I tried everything: attack mode has been disabled for a while, I've started allowlisting the IPs of my readers, forcing a "managed challenge" for that user-agent (hoping it'll override the automated block), but nothing seemed to be doing the trick, except for switching to another browser.

Eventually, I realized Cloudflare had nothing to do with it. During the attack, I had started banning that same user-agent (returning a 403) from my origin directly, and I just... forgot to disable that after the attack was over.

The confusing bit was that readers were seeing a Cloudflare error page saying "Sorry, you have been blocked".

And even after I removed my counter-measure, they're still seeing it. Living behind someone else's edge is a mixed blessing.

This is also partly the point: you're running left and right trying to make things better, you get sloppy. That's how it's supposed to work.


Performing a DDoS is technically an "illegal cybercrime", but realistically, receiving one is just another Saturday.

Until next time, take excellent care of yourselves!

Update: hi again!

Minutes after I posted this article, the attack resumed. Same shit, different AS. Here are the newcomers:

At first, the site immediately went down, returning 522 (Origin Connection Time-out).

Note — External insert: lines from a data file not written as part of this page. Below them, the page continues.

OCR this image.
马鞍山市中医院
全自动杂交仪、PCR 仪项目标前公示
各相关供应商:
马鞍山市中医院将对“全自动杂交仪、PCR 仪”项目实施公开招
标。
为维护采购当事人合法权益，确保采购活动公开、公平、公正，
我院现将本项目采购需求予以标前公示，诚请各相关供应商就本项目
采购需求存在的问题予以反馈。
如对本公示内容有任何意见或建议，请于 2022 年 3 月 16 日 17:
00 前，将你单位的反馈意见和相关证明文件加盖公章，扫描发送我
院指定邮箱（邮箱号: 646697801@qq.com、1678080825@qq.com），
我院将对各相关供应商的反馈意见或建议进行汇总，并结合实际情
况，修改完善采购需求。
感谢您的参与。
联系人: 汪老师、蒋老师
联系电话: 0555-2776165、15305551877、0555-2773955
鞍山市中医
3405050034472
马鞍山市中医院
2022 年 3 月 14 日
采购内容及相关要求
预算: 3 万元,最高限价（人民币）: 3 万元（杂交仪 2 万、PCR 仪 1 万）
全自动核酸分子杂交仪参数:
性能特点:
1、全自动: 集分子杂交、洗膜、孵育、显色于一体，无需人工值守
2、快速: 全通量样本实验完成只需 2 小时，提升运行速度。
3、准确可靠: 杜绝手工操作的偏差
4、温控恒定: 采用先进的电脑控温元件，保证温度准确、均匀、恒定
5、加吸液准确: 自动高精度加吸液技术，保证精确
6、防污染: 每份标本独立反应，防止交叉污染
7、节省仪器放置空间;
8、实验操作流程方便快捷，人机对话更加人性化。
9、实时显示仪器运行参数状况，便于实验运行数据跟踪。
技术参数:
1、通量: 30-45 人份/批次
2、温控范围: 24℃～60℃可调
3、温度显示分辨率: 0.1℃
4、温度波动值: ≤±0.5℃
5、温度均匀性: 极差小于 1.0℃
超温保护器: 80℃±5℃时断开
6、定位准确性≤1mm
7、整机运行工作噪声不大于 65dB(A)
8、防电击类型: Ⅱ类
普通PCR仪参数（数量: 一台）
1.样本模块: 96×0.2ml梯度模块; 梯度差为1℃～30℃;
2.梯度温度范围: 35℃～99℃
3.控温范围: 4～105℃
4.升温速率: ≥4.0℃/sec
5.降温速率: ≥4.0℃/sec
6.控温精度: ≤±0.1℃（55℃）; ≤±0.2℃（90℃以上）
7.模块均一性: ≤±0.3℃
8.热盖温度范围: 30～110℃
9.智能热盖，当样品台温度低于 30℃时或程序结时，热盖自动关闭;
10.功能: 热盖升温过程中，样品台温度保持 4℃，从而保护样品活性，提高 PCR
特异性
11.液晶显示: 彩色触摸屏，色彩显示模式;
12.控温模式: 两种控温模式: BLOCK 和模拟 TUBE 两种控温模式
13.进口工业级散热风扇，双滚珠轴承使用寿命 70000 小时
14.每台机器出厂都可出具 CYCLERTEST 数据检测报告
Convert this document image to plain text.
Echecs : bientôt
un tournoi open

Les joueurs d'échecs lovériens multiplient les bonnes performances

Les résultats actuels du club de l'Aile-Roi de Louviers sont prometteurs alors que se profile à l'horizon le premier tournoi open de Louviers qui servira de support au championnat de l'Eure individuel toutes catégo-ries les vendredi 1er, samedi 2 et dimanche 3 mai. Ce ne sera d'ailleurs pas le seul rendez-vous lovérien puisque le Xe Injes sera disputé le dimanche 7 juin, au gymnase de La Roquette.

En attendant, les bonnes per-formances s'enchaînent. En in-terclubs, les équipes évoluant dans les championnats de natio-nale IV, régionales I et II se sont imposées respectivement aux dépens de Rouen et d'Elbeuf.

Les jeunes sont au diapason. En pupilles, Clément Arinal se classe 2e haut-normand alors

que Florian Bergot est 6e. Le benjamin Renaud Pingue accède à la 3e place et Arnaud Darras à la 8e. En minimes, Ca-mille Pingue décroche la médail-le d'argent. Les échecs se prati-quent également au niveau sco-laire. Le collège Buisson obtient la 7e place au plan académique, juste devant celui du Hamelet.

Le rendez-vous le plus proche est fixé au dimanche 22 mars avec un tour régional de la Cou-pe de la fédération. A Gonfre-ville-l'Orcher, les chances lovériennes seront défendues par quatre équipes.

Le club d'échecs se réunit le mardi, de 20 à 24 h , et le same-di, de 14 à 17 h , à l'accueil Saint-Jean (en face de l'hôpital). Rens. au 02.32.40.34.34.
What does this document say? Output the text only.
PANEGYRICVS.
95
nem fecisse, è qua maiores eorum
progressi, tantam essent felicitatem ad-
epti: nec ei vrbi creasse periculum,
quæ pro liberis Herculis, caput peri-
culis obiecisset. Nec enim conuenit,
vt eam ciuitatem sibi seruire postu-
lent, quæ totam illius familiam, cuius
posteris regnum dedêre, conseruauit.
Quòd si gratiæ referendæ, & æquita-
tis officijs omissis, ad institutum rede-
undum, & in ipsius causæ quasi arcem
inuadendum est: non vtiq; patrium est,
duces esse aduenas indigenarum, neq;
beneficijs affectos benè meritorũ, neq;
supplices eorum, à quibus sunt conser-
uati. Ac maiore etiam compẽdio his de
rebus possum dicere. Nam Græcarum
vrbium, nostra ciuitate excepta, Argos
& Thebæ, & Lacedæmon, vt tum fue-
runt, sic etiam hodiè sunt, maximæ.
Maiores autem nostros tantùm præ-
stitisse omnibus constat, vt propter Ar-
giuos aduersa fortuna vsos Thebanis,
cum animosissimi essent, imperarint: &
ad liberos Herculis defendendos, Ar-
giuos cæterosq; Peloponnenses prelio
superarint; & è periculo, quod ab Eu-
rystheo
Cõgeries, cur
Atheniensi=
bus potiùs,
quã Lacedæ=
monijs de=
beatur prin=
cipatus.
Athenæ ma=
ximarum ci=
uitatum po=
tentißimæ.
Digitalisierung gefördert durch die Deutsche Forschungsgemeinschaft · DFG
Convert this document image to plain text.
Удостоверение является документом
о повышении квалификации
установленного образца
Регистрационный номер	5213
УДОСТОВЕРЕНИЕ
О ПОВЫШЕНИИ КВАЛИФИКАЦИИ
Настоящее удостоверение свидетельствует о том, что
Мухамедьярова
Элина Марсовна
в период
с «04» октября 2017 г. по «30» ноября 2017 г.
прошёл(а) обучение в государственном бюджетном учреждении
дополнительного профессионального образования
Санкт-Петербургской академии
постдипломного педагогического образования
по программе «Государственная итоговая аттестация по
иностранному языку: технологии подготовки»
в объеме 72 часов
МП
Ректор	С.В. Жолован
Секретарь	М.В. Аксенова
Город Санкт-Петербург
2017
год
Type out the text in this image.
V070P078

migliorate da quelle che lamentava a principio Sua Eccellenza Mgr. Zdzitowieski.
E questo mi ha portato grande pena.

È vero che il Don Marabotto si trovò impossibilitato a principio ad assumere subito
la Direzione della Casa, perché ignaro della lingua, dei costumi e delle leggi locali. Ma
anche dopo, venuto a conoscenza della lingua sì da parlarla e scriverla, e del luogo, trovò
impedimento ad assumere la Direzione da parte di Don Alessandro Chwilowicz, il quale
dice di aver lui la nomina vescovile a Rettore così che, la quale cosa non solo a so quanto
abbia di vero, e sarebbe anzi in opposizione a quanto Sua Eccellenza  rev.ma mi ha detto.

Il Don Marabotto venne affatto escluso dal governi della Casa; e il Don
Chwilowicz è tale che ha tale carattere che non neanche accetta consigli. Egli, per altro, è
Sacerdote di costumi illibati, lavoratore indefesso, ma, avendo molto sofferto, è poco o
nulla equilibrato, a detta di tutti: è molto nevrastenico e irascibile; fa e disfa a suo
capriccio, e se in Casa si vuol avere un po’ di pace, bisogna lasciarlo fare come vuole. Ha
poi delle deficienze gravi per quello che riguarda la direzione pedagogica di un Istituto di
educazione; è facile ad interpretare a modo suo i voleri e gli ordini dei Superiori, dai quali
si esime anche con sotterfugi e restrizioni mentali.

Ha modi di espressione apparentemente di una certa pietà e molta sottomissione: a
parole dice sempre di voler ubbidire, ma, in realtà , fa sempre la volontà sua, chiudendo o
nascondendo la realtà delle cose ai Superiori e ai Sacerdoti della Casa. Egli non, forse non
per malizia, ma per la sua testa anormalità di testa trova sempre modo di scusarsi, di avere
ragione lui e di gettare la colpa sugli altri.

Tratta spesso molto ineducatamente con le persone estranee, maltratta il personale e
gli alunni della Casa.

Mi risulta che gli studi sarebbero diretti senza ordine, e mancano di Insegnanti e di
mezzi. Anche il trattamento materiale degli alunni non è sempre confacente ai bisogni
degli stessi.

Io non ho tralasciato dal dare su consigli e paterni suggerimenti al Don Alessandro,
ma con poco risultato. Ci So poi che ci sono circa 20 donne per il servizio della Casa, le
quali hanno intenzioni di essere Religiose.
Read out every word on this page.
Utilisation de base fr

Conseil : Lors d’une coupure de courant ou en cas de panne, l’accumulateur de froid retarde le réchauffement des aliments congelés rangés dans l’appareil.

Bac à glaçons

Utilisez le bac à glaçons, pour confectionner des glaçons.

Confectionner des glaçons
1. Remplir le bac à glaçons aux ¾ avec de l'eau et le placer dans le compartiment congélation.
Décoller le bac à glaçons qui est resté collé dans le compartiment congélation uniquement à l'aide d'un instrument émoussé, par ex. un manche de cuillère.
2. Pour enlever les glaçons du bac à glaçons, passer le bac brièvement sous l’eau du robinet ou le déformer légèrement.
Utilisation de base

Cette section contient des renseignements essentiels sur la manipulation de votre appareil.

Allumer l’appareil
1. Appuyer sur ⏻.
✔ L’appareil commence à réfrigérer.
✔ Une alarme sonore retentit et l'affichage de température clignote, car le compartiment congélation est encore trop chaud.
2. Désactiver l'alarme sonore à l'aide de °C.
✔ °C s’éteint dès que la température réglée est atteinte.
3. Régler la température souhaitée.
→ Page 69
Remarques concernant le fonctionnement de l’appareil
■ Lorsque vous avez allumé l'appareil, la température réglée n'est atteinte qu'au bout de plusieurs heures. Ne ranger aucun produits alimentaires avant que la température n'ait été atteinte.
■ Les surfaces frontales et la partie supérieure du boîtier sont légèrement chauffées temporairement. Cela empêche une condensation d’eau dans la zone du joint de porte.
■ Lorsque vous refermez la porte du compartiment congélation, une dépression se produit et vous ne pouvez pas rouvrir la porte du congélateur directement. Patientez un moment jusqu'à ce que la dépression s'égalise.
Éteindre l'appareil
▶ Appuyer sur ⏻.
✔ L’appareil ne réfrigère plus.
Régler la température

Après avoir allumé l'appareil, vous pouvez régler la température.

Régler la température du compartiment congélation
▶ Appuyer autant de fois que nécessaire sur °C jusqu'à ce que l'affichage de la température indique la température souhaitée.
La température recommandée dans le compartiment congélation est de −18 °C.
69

Turns out a limit of 256 is way too low: Cloudflare has ~275 POPs, and each of them might establish a few connections to my origin. I raised the limit to 2048 (both for connections and in-flight requests), and immediately the 522 line went down, and a 200 line went up!

cloudflare requests graph, 522 spike, 200 spike, 403 spike

Shortly after, Cloudflare caught up with them and they saw a 403 spike. Then they went away. Site's back up and fast as ever.